João Sem Medo: - Acredito que seja sim, Ceguinho.
Garçom: - Então vamos aproveitar pra chamar o Teixeirinha, torcedor colorado,
pra cantar o “Desafio do Grenal”.
Teixeirinha vai ao palco, aplaudido pela plateia.
Teixeirinha: - Obrigado, minha gente. Mas só um esclarecimento, eu sou gremista de coração. Canto como colorado na música que vou apresentar aqui, mas sempre torci pro Grêmio. Bom, feito o esclarecimento, vou pedir permissão pra fazer o dueto com a gravação da minha grande amiga Mary Terezinha, que ainda vive muito bem e logicamente não tem permissão pra vir aqui pessoalmente. É o “Desafio do Grenal”!
Todos aplaudem.
Teixeirinha: - Peço desculpas pelo “macacada” na letra em referência aos
colorados. Eram outros tempos quando fiz a música, não quis ofender. Ela foi
gravada originalmente no meu disco “Dorme Angelita”, lançado em 1968.
Garçom: - Muito obrigado, Teixeirinha.
Veja também:
João Sem Medo retoma o tema, como quem arma um contra-ataque
veloz.
João Sem Medo: - A discriminação contra os negros
existia no futebol de outros estados também. No Paraná, o Atlético e o Coritiba
não aceitavam. Em Minas, Atlético e América; na Bahia, o Baiano Tênis, que fez
o mesmo que o Paulistano, abandonou o futebol pra não ter de aceitar negro no
time. Lá, o Vitória, primeiro clube a ser fundado só por brasileiros, começou
em 1899 como clube de críquete. Depois, com a revolta dos baianos por só
poderem, no máximo, devolver a bola pros ingleses nas partidas daquele esporte
chatíssimo, o Rubro-Negro de Salvador começou a jogar o futebol já nos
primeiros anos do século vinte.
Ceguinho Torcedor: - Naquela época o futebol já era
muito popular na Bahia. Os jogos recebiam grandes plateias, já ao som de bandas
de música e fanfarras. Lá era permitido.
Alguém na plateia: - A Bahia sempre foi uma festa!
Riso geral.
João Sem Medo: - Nas décadas de 20 e 30 o grande
astro baiano era o negro Popó, chamado de “O Craque do Povo” e “O Terrível”.

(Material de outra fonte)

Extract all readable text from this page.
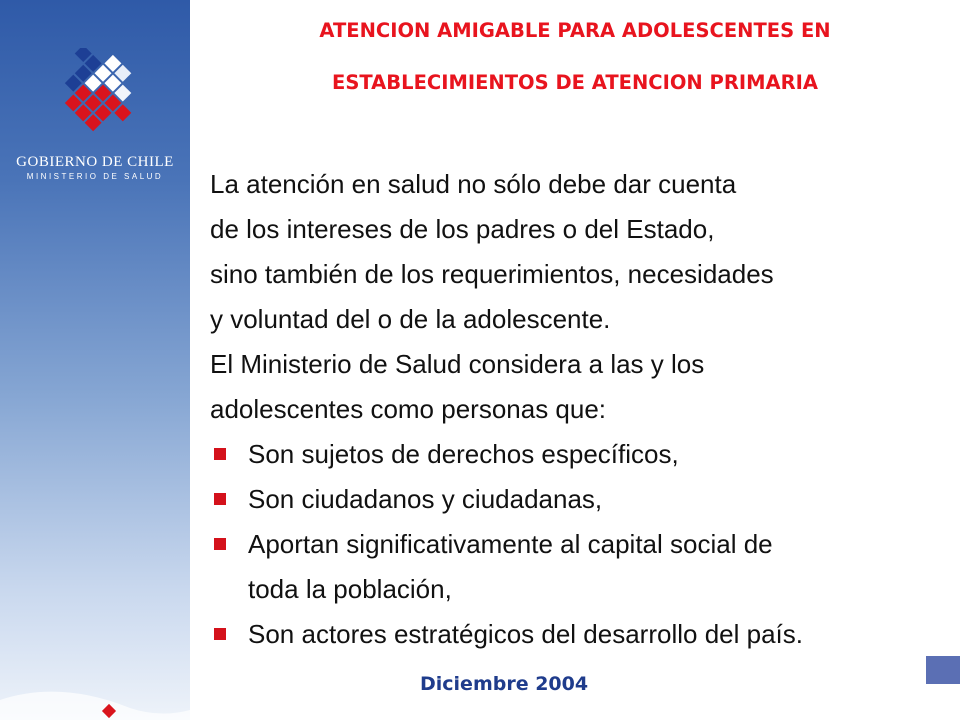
GOBIERNO DE CHILE
MINISTERIO DE SALUD
ATENCION AMIGABLE PARA ADOLESCENTES EN
ESTABLECIMIENTOS DE ATENCION PRIMARIA
La atención en salud no sólo debe dar cuenta
de los intereses de los padres o del Estado,
sino también de los requerimientos, necesidades
y voluntad del o de la adolescente.
El Ministerio de Salud considera a las y los
adolescentes como personas que:
Son sujetos de derechos específicos,
Son ciudadanos y ciudadanas,
Aportan significativamente al capital social de
toda la población,
Son actores estratégicos del desarrollo del país.
Diciembre 2004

Ele jogou no Ypiranga e no Botafogo da Bahia e foi o principal jogador da
seleção baiana campeã brasileira em 34, acabando com a hegemonia de Rio de
Janeiro e São Paulo. Teve como grande companheiro um soldado da PM conhecido
como Dois Lados.
Sobrenatural de Almeida: - Dois Lados?
João Sem Medo: - É, ele ganhou o apelido por ser
magro demais.
Sobrenatural de
Almeida: - Ele só
tinha dois lados. Assombroso.
Garçom: - Foi feito em 2D.hahaha
A plateia ri também.
Idiota da Objetividade: - Dois Lados foi o herói do título
baiano de 1920. Ele fez os dois gols da vitória de 2 a 1 sobre o Fluminense de
Salvador e na comemoração teve seu pé direito banhado em champanhe.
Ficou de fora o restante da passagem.